Aarushi, who would have turned 14 on May 23, 2008, was found dead in her room in the Talwar residence on May 15 morning by her parents. Her throat had been slit.
After a botched investigation by the UP Police, the CBI took over the case and arrested the parents on circumstantial evidence, which was used to convict them.
Justice Mishra said the trial judge convicted them without considering that in circumstantial evidence cases "things cannot be presumed and stuffed in a manner like the present one by adhering to self-created postulates then to roam inside the circle with all fanciful whim".
He said that the trial court could not act like a maths teacher who was solving a mathematical question by analogy after taking certain figures for granted.
"In all criminal trials, analogies must be drawn and confined within the domain and realm of the evidence," he said.

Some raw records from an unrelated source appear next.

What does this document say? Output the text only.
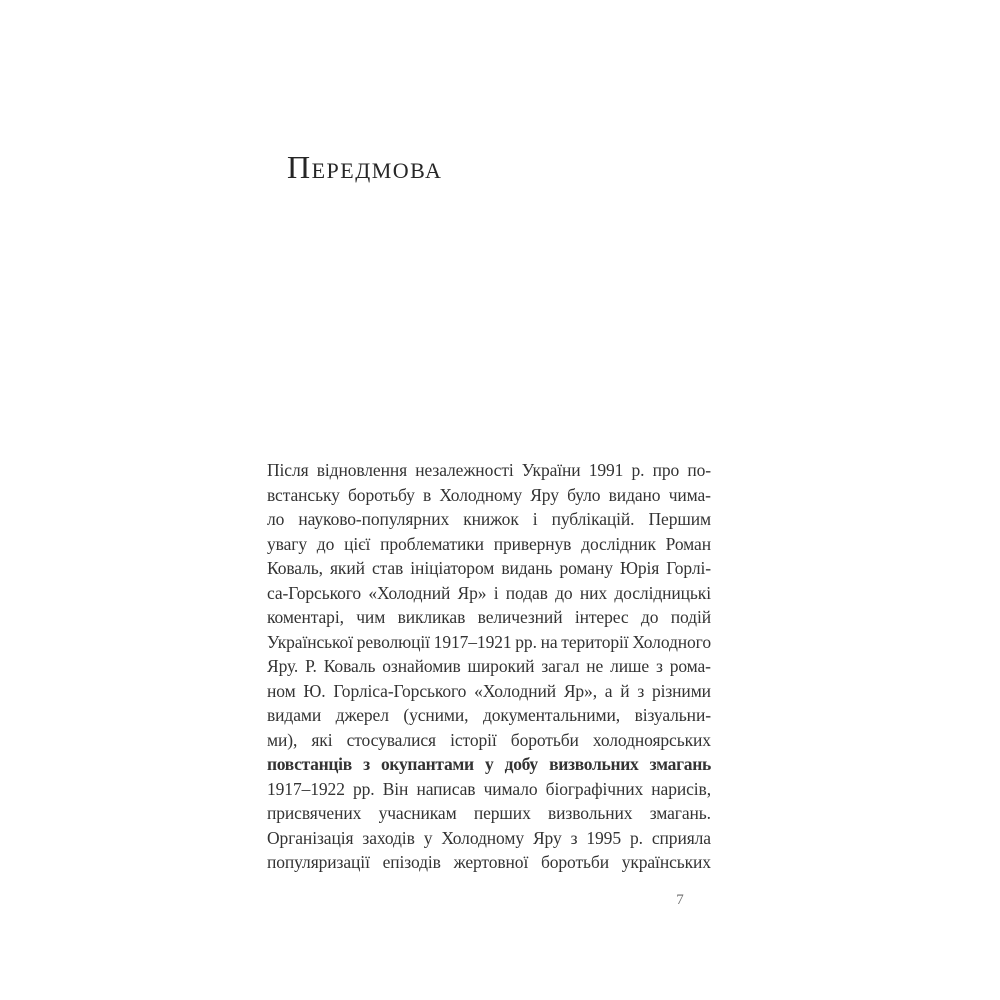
Передмова
Після відновлення незалежності України 1991 р. про по-
встанську боротьбу в Холодному Яру було видано чима-
ло науково-популярних книжок і публікацій. Першим
увагу до цієї проблематики привернув дослідник Роман
Коваль, який став ініціатором видань роману Юрія Горлі-
са-Горського «Холодний Яр» і подав до них дослідницькі
коментарі, чим викликав величезний інтерес до подій
Української революції 1917–1921 рр. на території Холодного
Яру. Р. Коваль ознайомив широкий загал не лише з рома-
ном Ю. Горліса-Горського «Холодний Яр», а й з різними
видами джерел (усними, документальними, візуальни-
ми), які стосувалися історії боротьби холодноярських
повстанців з окупантами у добу визвольних змагань
1917–1922 рр. Він написав чимало біографічних нарисів,
присвячених учасникам перших визвольних змагань.
Організація заходів у Холодному Яру з 1995 р. сприяла
популяризації епізодів жертовної боротьби українських
7
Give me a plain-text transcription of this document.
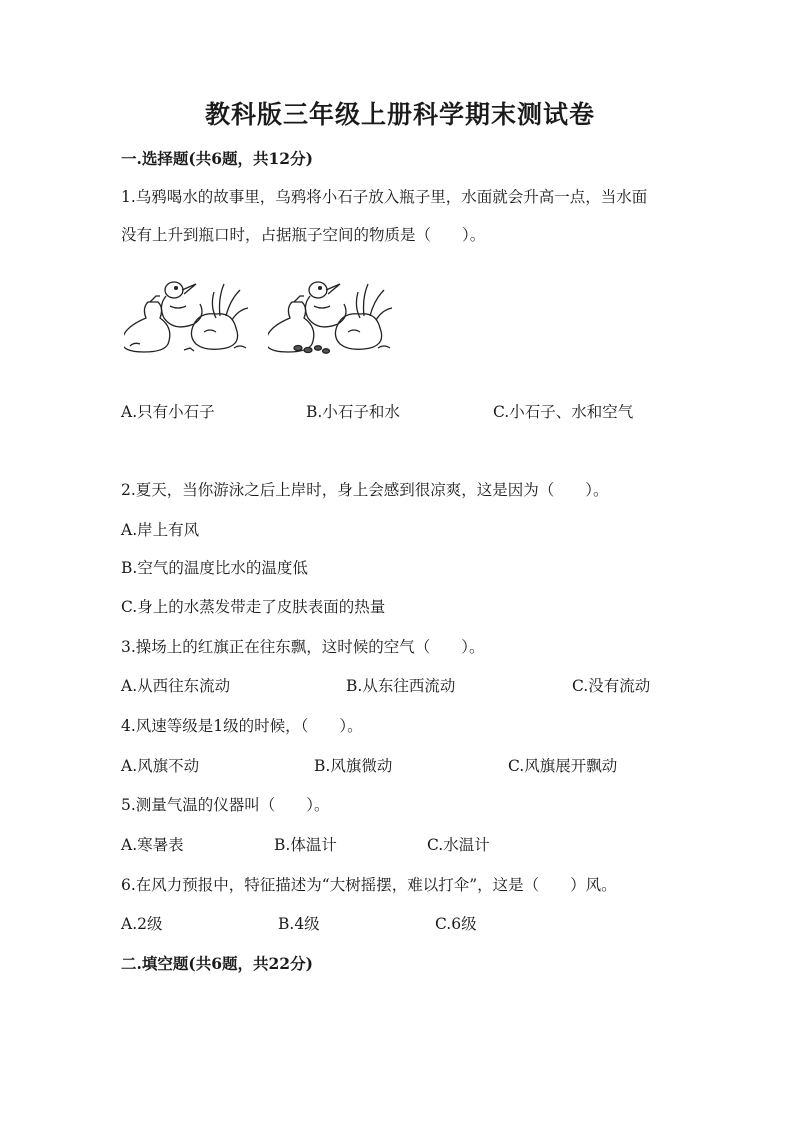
教科版三年级上册科学期末测试卷
一.选择题(共6题，共12分)
1.乌鸦喝水的故事里，乌鸦将小石子放入瓶子里，水面就会升高一点，当水面
没有上升到瓶口时，占据瓶子空间的物质是（　　）。
A.只有小石子	B.小石子和水	C.小石子、水和空气
2.夏天，当你游泳之后上岸时，身上会感到很凉爽，这是因为（　　）。
A.岸上有风
B.空气的温度比水的温度低
C.身上的水蒸发带走了皮肤表面的热量
3.操场上的红旗正在往东飘，这时候的空气（　　）。
A.从西往东流动	B.从东往西流动	C.没有流动
4.风速等级是1级的时候，（　　）。
A.风旗不动	B.风旗微动	C.风旗展开飘动
5.测量气温的仪器叫（　　）。
A.寒暑表	B.体温计	C.水温计
6.在风力预报中，特征描述为“大树摇摆，难以打伞”，这是（　　）风。
A.2级	B.4级	C.6级
二.填空题(共6题，共22分)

"It is admitted position to both the sides that no one in fact knew as to what happened." To base the entire reasoning solely on "guess work" and give concrete shape to such assumption appears to be a "futile attempt," he said.
Justice Mishra said it was apparent that the trial judge was "unmindful" of the basic tenets of law and its applicability, and had "failed" to properly appraise facts and evaluate evidence.
"Perhaps out of extra zeal and enthusiasm and on the basis of self perception," the trial judge adopted partial and parochial approach in giving vent "to his own emotional belief and conviction and thus tried to give concrete shape to his own imagination stripped of just evaluation of evidence and facts of this case," he said.
He observed that the entire judgement was, on the whole, a creation of "fanciful reasoning with pick and choose presuming (of) facts ... thus, basing conclusion on unfounded evidence".
The first suspect in the murder was the Talwars' domestic help, 45 year-old Hemraj, who at the time was missing. But his body was recovered from the terrace of the house a day later.